2006年4月9日日曜日

 私は川本真琴が好きです。歌に元気があふれて、それはもうはじけるようにはつらつとしていて、けれどその明るさのなかにはどことなく暗い影が差していて、そのギャップにひかれているのかも知れません。基本的に素直な歌。けれど屈折している。素敵であると思います。

もう桜の季節も過ぎようとしています。それぞれの季節に季節の歌があって、春の歌、それも桜の歌といったときに、私は川本真琴の『桜』を推したいと思います。一般に桜というと出てくる歌は森山直太朗の『さくら』であったりすることは私だってよくわかっているのですが、その中をあえて川本真琴の『桜』を推したいというのが私なのです。

でも、残念なことに、私にはその好きという川本真琴の『桜』を歌うには向かない声質で、きっと私ではあのはじける感じ、躍動感は出せないでしょう。少女と少年の合間、大人と子供の合間、移行期にあって神経質に揺れる気持ちのぴりぴりとしてけれど鮮やかな輝きは私のものではなくて、だから私はこの歌を歌いません。好きな歌であるけれど、好きであるゆえに歌うことのできないということもあるのですね。

私はこの歌を歌わず、だからかわりに聴くのですが、聴けばやっぱり歌いたくなるのが悲しいところで、もしかしたらいつか私はこの歌を歌ってしまうのかも知れません。けれど、きっと、この歌のよさを引き出すことはできなくて、恨むでもないですが、私は女性に生まれたかったなと思うのではないかと思うんです。私は、別に今の性別に文句があるのではなくて、ただただ女声を自分のものとして歌いたいという欲求があって、そうした思いは例えば川本真琴なんかを聴いたときに強くあらわれて、これが無い物ねだりに過ぎないことはわかっています。けれど、わかっていながらも欲しいという思いはやまないのです。

私にとって川本真琴は境界線上に立つ人であり、それゆえにこんなにも好きだというのでしょう。

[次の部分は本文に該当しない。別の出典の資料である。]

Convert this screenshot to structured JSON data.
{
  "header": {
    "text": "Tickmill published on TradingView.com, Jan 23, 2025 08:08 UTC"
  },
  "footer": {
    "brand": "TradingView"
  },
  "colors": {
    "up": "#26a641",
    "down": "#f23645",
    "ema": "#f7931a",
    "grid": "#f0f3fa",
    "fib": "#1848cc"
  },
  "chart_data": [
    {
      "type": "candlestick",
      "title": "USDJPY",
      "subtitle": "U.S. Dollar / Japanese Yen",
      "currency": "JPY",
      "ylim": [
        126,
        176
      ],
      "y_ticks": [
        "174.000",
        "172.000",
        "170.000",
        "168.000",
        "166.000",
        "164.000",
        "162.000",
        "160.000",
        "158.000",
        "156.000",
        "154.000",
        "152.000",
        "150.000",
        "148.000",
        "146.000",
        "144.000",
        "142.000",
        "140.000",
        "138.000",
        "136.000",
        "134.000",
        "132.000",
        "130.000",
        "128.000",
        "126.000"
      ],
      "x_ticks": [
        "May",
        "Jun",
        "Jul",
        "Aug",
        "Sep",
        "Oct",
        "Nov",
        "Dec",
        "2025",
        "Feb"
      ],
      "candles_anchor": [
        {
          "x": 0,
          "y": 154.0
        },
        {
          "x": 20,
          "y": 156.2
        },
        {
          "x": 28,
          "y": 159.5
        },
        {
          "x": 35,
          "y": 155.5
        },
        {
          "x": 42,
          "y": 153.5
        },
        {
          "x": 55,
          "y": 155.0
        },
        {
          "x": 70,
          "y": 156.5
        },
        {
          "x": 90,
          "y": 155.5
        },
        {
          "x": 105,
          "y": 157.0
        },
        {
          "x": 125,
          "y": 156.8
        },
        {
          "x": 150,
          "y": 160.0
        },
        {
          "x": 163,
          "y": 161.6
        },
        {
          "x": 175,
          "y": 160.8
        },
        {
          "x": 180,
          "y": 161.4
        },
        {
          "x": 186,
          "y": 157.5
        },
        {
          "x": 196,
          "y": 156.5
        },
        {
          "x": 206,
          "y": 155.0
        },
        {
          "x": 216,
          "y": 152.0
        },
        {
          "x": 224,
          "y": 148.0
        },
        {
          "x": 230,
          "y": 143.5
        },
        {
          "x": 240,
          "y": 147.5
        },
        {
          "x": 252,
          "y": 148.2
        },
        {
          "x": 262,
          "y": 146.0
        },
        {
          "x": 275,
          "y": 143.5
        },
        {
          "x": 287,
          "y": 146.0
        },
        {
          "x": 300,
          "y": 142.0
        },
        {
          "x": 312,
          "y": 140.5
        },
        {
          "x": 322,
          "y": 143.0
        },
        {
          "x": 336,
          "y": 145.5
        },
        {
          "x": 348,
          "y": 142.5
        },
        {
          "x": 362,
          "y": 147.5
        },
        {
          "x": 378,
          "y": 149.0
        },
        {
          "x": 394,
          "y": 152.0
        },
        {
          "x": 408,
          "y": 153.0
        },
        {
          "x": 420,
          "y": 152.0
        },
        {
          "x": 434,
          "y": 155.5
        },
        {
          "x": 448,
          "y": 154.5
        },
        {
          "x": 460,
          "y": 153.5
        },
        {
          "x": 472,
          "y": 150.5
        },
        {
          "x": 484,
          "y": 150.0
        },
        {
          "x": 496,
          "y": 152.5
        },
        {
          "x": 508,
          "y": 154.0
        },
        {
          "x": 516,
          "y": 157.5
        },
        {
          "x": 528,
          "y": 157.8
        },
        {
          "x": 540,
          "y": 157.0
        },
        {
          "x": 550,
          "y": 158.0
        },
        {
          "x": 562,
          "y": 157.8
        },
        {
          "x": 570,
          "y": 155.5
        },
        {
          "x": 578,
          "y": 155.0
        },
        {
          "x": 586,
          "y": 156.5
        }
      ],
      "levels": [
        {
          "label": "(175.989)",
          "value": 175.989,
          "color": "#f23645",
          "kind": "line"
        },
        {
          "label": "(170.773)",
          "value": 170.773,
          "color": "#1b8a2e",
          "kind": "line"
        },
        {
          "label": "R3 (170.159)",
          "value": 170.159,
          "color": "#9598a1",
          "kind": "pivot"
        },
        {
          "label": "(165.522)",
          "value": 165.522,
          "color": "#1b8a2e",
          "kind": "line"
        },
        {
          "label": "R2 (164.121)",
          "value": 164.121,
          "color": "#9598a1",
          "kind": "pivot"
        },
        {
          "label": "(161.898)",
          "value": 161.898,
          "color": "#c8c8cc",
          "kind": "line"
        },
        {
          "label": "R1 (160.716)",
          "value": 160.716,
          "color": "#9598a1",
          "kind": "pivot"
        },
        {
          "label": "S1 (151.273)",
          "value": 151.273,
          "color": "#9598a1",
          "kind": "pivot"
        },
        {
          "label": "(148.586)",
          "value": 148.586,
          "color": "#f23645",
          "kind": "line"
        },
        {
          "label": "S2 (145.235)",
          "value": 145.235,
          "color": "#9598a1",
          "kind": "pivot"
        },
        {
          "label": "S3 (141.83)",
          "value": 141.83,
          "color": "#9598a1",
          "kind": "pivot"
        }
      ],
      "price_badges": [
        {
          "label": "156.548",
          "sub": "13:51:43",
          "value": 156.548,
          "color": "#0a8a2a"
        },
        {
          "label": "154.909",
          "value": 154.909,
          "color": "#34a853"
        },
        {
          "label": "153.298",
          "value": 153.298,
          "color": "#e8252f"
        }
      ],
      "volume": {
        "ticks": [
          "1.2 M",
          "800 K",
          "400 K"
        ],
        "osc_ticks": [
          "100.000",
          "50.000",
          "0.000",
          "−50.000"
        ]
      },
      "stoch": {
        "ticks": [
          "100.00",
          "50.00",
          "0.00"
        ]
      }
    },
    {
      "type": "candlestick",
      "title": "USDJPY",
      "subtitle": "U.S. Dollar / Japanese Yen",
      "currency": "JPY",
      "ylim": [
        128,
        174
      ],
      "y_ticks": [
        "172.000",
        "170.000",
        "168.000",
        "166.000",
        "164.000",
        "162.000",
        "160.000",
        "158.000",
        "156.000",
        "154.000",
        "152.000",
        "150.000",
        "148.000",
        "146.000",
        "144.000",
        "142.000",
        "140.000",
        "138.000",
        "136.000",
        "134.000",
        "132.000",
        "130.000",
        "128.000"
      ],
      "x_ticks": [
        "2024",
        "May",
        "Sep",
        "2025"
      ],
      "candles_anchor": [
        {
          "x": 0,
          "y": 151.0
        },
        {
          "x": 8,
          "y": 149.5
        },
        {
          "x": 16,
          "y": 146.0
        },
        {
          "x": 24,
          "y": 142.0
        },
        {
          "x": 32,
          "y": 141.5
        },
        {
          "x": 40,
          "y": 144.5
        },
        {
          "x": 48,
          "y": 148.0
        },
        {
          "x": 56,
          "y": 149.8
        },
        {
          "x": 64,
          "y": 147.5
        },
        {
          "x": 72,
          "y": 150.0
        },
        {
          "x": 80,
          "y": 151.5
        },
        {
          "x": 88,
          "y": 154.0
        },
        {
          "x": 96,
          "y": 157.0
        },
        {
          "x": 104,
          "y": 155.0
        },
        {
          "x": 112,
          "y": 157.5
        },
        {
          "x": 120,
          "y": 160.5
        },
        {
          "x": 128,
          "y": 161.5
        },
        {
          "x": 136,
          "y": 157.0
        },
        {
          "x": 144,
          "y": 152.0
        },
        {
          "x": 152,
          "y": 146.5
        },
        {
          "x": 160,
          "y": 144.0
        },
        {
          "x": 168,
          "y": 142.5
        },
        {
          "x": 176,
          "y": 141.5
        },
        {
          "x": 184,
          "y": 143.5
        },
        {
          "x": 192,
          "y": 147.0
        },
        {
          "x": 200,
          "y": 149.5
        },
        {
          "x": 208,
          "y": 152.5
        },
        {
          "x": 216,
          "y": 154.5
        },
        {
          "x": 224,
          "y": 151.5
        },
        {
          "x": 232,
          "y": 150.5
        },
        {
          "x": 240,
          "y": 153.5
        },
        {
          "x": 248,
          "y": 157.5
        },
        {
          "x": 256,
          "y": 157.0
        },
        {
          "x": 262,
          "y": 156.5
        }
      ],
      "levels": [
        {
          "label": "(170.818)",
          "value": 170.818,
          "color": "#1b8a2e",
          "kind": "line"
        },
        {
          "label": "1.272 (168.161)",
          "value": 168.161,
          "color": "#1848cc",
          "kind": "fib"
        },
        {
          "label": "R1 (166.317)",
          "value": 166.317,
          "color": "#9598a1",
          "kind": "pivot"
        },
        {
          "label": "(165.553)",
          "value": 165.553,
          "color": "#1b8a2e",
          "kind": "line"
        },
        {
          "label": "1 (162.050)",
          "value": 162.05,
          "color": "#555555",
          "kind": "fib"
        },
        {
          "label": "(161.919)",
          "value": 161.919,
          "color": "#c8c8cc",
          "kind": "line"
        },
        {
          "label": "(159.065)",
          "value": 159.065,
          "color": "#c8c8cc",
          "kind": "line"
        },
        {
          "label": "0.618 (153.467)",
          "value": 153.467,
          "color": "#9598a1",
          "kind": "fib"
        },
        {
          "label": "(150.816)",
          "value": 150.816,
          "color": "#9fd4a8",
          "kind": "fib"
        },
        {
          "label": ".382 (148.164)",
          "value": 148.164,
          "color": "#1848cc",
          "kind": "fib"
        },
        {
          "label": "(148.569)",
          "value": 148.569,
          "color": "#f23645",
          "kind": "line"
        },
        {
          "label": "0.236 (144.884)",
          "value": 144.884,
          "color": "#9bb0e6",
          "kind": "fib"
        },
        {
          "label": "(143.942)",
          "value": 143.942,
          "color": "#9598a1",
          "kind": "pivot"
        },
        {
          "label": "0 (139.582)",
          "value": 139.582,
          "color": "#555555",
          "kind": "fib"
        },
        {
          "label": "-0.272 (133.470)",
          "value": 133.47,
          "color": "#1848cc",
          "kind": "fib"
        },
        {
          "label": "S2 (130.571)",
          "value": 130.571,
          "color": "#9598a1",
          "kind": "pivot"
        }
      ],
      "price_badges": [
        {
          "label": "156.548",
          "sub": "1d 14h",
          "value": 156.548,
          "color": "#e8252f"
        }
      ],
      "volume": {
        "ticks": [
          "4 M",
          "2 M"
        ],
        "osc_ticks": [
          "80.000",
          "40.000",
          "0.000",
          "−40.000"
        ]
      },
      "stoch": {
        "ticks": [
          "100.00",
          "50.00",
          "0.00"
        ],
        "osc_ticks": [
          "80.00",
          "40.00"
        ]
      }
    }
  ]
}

『桜』という歌にしても、曖昧なところを揺れて、けれど曖昧には終わらず抜け出そうとするかのようで、そういうところが気に入っているのでしょう。

私は曖昧を愛して、どのカテゴリにもあえてはいろうとしない境界線上の人になりたいと思っていて、それが川本真琴が好きな理由であると思っています。多分、この理由。人には通じないだろうなあ。ええ、極めて個人的な理由であります。